What Is Proof of Insurance?
Probably the most common way to show proof of insurance is to use the insurance card your provider gives you when you purchase coverage. (This is the little card most drivers store in their glove compartments.)
Other options include:
- A copy of the declarations page (sometimes referred to as the “dec page") that your insurance company issues when you cover your vehicle(s).
- Usually, you receive this page when you receive your insurance card.
- A copy of the insurance binder signed by the licensed insurance agent or broker.
- Typically, binders are temporary (distributed when you first obtain the policy); you might have to show more permanent proof at a later date.
- A copy of the application for any state-specific insurance program, signed by the insurance agent.
- A copy of a letter from the insurance company stating details about your coverage.
- Generally, this letter must be signed and on company letterhead.
- An electronic view of your information.
- You can show this information by logging into your account with the insurance company (using electronic means such as a smart phone app or laptop) and presenting it to the officer.
NOTE: These are just common options but not necessarily applicable to each insurance provider or state; check with your insurance company and your state's motor vehicle agency for options specific to your state, just in case.
By law, you must prove that you are able to pay for property damage and physical injuries your vehicle causes. This is called financial responsibility.
Each state sets its own car insurance coverage requirements and mimimum limits.
Visit our Car Insurance section and choose your state for specific information about how much insurance and which coverage types you're required to purchase, as well as any allowable alternatives to auto insurance.
When You Must Show Proof of Insurance
Typically, you must show proof of auto insurance when:
- You take your driving test.
- Most driver testing stations don't allow you to test in a vehicle without insurance.

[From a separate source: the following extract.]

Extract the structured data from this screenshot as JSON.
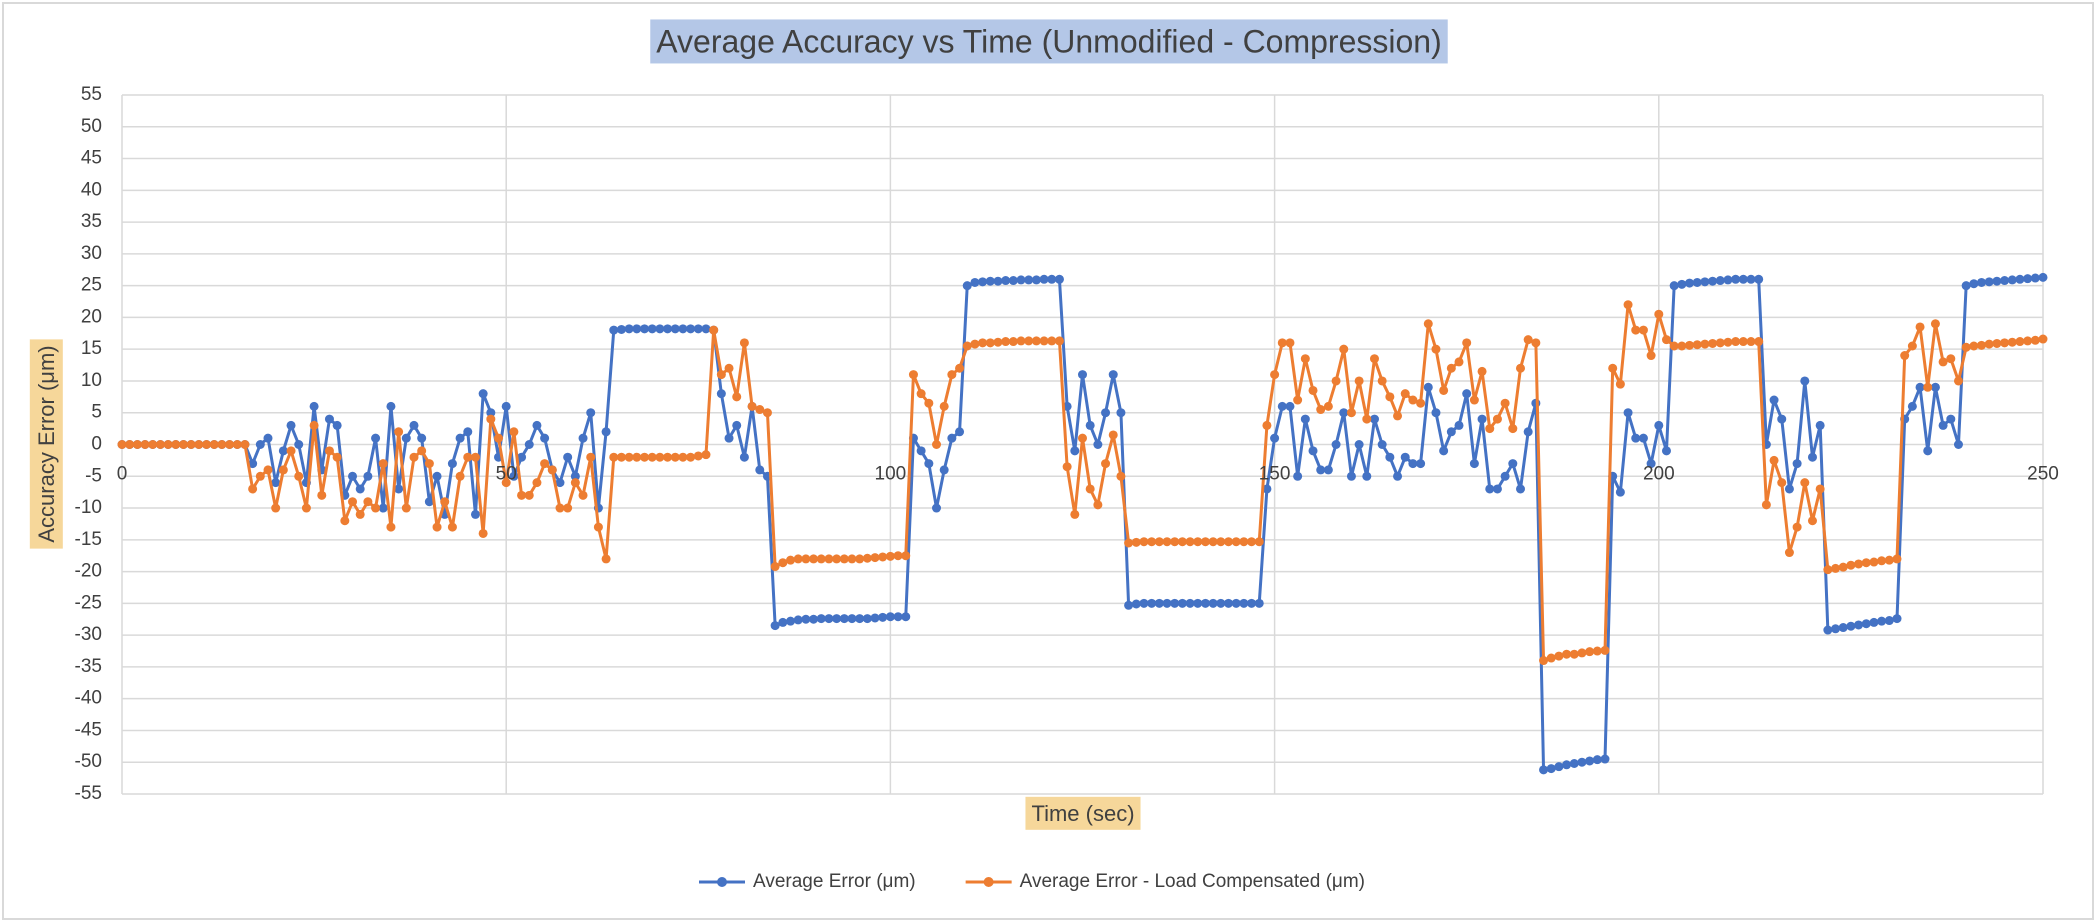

- You register your vehicle.
- You're involved in an accident.
- You're pulled over for a moving violation.
NOTE: Many states require car insurance companies to notify the state motor vehicle agency when a registered vehicle has a lapse or cancellation in coverage. When this happens, your motor vehicle agency might contact you for proof of new coverage.
Driving Uninsured or Without Proof of Insurance
When you drive uninsured, you risk getting some pretty heavy penalties, including:
- Having your license and/or registration suspended or cancelled.
- Facing jail time.
However, if you have insurance but you can't show proof upon request, you can still face consequences. If you can't show proof of insurance, for example during a traffic stop, you might:
- Get a ticket for no proof of insurance.
- Face fines.
- Be responsible for related court costs.

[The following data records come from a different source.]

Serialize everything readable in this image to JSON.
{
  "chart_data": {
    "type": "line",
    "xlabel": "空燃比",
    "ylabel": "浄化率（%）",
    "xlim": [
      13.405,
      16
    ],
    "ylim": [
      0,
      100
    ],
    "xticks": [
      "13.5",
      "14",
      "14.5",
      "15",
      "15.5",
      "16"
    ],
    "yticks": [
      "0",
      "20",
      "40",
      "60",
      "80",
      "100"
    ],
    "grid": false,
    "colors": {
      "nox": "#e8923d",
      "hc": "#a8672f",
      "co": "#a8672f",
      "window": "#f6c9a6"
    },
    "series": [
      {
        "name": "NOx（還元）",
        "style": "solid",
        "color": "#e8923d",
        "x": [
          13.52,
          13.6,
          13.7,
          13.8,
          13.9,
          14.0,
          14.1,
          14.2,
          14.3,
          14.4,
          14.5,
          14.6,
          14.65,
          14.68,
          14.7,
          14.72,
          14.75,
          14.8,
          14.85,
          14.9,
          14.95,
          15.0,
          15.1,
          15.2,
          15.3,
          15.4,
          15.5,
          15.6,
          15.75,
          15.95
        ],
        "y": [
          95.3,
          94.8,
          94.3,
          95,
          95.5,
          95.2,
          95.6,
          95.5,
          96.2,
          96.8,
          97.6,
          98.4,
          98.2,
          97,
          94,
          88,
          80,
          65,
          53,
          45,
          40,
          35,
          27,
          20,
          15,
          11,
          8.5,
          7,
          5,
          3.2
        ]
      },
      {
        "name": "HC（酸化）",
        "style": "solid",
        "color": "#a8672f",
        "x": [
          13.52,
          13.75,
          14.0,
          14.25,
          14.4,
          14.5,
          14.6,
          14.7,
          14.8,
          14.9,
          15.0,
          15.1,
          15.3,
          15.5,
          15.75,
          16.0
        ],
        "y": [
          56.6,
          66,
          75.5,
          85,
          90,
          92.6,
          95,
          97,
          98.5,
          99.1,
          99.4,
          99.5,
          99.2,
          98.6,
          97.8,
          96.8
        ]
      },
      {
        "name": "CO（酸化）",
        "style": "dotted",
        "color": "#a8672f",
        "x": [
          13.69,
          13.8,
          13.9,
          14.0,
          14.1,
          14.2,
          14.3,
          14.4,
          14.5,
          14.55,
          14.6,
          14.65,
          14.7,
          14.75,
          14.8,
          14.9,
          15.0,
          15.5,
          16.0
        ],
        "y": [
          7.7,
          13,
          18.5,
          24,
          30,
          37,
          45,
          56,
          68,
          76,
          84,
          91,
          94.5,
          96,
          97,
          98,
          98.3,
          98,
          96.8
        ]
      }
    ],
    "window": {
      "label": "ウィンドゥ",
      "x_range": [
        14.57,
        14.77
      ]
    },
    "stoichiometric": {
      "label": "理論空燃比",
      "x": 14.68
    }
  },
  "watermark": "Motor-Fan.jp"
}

Keeping your proof of insurance with you when driving is extremely important.
What Is SR-22 Insurance?
Contrary to popular belief, SR-22 is not a type of car insurance; SR-22 is actually a document stating that you have insurance that covers at least the minimum liability requirements of your state.
You might be required to have an SR-22 if you:
- Have a DUI or other serious moving violation.

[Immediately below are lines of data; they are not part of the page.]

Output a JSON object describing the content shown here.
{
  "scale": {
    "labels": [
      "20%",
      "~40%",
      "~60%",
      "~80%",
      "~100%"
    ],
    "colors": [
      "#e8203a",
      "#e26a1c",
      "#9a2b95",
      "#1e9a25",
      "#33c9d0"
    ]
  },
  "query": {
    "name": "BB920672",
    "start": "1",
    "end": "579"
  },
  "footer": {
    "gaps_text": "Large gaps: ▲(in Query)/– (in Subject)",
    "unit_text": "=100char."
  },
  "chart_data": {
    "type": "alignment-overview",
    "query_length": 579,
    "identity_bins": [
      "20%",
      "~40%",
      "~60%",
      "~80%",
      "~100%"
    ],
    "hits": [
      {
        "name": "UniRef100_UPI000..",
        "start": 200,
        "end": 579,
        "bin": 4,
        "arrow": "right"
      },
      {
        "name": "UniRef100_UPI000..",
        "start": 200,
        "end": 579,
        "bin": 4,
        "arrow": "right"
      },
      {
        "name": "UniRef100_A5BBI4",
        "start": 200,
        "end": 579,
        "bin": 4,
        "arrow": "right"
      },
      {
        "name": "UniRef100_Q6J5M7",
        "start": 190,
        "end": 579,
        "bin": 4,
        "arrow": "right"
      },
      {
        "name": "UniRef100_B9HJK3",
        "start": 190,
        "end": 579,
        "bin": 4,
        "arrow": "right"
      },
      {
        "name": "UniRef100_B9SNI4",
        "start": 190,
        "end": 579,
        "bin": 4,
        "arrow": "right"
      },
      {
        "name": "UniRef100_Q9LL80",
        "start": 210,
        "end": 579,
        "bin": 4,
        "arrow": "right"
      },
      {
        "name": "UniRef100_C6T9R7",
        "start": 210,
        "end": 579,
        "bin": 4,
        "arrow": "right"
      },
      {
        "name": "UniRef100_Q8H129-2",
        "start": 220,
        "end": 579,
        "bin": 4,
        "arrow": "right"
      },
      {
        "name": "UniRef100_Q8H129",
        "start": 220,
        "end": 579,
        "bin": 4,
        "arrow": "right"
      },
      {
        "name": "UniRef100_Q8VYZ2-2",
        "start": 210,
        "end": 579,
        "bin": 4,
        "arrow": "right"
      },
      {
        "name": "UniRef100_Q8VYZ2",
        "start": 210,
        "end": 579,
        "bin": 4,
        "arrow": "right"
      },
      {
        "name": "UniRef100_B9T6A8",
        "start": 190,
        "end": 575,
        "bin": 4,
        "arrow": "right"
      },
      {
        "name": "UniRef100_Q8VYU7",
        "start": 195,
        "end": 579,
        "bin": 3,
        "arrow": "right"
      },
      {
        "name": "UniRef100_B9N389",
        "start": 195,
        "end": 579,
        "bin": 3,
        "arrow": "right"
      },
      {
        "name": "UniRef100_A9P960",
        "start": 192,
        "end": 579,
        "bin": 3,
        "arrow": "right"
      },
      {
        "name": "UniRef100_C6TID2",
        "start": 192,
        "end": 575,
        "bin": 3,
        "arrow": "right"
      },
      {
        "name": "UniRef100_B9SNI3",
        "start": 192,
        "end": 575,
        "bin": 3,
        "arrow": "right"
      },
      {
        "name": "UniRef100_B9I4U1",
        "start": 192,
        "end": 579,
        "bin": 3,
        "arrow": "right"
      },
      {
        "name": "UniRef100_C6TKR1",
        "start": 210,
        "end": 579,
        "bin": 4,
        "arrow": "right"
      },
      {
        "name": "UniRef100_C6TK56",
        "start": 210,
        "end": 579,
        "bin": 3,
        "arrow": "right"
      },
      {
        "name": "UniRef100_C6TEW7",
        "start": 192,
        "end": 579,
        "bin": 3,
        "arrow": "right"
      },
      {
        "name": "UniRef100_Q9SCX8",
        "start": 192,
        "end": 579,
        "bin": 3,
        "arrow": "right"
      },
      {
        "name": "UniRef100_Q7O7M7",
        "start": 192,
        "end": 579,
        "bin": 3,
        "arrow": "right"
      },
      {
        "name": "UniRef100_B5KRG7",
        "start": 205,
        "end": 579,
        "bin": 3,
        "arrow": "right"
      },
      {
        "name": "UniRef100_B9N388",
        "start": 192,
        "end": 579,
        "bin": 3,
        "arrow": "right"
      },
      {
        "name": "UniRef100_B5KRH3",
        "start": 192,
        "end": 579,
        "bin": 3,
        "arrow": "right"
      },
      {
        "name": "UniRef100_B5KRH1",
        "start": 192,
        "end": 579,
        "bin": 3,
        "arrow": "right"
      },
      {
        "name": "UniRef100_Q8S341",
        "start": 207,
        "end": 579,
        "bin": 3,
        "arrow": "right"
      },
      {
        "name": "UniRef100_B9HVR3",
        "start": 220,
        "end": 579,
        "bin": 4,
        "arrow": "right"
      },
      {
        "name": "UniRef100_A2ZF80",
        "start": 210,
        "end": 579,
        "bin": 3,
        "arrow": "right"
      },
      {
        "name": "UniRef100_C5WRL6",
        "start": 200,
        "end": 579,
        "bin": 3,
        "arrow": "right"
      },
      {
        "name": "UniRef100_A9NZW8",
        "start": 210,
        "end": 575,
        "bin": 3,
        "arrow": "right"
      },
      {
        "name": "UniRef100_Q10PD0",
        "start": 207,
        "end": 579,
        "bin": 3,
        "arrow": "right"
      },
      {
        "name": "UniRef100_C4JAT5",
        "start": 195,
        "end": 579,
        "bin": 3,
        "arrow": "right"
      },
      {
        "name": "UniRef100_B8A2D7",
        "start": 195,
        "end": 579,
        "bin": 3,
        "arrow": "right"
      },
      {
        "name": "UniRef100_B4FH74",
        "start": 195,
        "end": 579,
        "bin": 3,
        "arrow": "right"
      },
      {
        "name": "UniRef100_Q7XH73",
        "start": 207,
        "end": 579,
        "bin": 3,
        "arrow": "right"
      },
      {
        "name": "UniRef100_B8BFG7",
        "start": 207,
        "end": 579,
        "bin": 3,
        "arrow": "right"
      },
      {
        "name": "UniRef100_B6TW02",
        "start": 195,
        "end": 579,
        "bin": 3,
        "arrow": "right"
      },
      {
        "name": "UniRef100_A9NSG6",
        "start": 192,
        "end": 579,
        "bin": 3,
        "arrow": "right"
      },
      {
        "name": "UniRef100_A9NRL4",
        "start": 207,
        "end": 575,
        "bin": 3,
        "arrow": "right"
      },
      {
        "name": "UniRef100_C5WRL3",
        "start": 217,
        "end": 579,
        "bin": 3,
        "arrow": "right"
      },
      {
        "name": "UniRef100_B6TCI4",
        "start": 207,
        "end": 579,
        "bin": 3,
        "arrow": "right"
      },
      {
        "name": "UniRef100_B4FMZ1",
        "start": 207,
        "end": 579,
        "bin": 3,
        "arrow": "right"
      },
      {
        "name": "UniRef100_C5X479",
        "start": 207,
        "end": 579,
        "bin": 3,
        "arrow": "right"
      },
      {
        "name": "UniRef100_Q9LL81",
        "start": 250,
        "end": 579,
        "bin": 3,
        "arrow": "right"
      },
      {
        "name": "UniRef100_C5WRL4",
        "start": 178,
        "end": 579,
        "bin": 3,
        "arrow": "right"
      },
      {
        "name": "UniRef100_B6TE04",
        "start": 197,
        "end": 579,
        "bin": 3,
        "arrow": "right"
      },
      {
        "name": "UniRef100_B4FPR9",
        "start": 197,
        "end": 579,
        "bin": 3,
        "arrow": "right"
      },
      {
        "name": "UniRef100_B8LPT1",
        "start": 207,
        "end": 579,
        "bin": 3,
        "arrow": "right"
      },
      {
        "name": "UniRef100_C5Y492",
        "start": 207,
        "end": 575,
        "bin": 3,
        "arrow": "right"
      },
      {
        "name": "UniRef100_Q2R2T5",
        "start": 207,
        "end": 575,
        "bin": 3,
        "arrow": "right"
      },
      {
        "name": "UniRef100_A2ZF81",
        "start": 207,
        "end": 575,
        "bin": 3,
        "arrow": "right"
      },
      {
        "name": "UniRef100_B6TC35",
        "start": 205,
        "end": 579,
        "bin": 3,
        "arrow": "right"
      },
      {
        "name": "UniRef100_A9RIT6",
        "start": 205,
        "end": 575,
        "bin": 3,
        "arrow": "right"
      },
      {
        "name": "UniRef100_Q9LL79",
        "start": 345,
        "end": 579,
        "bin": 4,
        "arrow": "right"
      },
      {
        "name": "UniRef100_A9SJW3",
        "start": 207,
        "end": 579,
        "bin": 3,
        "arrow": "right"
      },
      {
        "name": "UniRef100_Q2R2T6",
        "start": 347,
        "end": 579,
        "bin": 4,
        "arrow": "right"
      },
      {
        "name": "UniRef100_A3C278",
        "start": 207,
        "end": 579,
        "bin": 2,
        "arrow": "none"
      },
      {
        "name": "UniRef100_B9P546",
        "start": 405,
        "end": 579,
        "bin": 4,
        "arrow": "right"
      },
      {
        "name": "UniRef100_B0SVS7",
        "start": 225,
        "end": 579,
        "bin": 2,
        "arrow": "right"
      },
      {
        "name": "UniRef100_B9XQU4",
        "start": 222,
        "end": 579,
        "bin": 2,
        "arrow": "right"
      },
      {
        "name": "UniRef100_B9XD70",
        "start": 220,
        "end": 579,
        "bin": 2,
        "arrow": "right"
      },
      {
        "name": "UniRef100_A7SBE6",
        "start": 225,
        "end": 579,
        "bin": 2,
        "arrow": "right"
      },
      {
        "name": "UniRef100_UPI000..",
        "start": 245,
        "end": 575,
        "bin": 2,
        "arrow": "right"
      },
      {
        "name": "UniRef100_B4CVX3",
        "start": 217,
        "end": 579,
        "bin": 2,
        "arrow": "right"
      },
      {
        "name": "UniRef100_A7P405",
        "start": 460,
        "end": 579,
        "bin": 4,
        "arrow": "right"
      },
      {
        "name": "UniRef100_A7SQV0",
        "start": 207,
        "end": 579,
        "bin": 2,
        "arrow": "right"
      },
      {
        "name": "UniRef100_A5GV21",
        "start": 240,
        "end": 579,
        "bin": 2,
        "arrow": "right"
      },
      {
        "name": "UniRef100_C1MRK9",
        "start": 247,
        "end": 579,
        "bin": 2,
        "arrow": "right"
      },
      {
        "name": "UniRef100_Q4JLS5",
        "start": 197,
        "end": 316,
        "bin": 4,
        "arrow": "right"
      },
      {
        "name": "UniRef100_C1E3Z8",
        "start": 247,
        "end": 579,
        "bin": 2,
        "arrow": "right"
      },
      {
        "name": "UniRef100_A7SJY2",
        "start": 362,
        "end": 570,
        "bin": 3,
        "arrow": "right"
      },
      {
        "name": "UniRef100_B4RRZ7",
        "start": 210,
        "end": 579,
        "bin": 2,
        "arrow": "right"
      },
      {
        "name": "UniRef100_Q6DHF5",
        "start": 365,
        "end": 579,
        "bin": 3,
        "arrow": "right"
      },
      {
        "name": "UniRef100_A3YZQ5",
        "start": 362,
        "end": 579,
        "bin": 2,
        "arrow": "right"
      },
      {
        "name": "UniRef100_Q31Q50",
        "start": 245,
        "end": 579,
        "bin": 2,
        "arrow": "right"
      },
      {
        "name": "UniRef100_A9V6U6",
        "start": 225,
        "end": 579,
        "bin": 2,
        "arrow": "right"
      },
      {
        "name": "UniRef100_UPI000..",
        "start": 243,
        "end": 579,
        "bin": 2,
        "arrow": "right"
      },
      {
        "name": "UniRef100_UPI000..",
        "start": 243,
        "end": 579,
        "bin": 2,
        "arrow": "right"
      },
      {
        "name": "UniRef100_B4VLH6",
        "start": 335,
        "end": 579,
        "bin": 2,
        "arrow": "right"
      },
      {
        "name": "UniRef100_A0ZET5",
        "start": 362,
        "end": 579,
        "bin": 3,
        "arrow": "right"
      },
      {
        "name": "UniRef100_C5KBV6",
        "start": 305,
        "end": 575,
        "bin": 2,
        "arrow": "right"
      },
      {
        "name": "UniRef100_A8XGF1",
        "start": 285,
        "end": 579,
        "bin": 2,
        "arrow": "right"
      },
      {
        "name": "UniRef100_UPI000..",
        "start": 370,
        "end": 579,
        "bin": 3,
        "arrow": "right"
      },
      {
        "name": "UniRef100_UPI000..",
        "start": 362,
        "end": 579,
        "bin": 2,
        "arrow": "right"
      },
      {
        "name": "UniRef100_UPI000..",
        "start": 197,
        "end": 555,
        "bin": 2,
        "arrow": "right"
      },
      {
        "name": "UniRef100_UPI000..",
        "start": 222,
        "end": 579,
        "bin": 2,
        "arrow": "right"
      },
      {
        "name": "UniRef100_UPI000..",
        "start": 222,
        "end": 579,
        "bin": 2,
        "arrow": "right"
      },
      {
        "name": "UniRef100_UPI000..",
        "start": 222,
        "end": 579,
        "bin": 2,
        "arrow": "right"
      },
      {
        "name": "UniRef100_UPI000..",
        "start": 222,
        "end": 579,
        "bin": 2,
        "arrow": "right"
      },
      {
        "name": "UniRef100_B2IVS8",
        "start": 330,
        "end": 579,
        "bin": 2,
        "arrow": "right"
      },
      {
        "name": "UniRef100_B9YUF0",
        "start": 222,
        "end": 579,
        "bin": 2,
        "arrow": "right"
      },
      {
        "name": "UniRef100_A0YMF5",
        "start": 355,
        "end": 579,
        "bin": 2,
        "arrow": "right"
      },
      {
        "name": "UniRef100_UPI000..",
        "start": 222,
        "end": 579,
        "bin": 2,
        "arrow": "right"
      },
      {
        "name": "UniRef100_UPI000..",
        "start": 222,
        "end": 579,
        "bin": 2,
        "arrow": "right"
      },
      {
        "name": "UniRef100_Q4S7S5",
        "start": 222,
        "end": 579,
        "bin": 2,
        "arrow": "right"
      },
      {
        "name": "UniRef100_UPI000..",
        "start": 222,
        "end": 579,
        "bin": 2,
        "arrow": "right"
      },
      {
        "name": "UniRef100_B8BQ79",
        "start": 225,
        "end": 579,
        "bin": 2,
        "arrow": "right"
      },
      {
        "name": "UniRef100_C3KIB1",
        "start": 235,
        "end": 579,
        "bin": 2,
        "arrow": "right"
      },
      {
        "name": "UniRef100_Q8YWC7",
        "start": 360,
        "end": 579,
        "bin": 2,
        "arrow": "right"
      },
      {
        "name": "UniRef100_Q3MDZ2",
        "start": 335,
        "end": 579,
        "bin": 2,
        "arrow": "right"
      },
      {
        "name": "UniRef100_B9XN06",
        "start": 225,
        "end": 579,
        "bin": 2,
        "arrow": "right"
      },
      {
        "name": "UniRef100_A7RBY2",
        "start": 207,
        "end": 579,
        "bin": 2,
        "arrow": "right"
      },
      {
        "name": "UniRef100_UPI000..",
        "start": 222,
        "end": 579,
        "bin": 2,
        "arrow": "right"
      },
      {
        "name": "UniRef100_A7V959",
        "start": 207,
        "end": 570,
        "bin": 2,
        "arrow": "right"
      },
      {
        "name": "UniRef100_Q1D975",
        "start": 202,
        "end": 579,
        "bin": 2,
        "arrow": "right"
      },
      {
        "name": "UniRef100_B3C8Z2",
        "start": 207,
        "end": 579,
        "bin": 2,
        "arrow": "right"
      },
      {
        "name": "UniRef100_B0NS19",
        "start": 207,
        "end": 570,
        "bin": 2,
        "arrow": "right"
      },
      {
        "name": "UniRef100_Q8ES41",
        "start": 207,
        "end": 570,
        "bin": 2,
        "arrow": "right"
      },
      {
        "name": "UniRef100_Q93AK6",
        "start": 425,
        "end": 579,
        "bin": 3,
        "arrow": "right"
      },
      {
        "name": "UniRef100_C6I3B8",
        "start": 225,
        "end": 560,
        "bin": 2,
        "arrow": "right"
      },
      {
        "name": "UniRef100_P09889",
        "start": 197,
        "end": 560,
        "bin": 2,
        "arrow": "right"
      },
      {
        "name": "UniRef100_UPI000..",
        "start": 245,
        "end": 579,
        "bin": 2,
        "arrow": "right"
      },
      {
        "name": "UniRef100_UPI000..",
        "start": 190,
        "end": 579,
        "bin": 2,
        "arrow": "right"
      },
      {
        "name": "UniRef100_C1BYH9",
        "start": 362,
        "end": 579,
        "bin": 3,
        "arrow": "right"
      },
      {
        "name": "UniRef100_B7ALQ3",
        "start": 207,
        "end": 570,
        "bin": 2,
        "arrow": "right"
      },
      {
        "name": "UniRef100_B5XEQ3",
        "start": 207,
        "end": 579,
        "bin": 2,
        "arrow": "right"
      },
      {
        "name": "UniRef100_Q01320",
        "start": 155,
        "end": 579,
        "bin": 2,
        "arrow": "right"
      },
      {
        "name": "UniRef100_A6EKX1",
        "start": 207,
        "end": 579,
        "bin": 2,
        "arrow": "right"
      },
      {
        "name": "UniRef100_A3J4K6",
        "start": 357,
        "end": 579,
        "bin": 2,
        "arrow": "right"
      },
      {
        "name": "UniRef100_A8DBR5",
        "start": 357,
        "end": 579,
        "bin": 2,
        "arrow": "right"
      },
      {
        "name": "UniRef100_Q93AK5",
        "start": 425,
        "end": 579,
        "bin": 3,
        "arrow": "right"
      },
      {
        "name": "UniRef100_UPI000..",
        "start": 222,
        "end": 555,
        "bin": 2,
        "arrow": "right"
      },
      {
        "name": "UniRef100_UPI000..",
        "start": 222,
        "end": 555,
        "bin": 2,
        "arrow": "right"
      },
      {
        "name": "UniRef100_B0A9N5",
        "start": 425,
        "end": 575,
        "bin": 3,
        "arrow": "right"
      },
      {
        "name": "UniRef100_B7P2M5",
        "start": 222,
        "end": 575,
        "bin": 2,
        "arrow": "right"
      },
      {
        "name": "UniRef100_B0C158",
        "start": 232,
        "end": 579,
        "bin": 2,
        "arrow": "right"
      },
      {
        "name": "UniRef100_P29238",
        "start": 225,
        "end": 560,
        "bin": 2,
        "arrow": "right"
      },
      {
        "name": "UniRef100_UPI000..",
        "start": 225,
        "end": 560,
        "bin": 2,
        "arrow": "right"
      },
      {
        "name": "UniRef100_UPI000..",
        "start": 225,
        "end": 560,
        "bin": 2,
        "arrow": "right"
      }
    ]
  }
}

- Do not have insurance at the time of an at-fault accident.
- Have a certain number of traffic offenses.
- Have your license or registration revoked for any other reason.
You will be required to keep the SR-22 for a certain period of time. As long as the SR-22 is in effect, you must maintain at least the minimum insurance requirements of the state in which it was issued, even if you move to another state.*
If at any time during this period your insurance coverage lapses or is canceled, you will lose your license or registration again.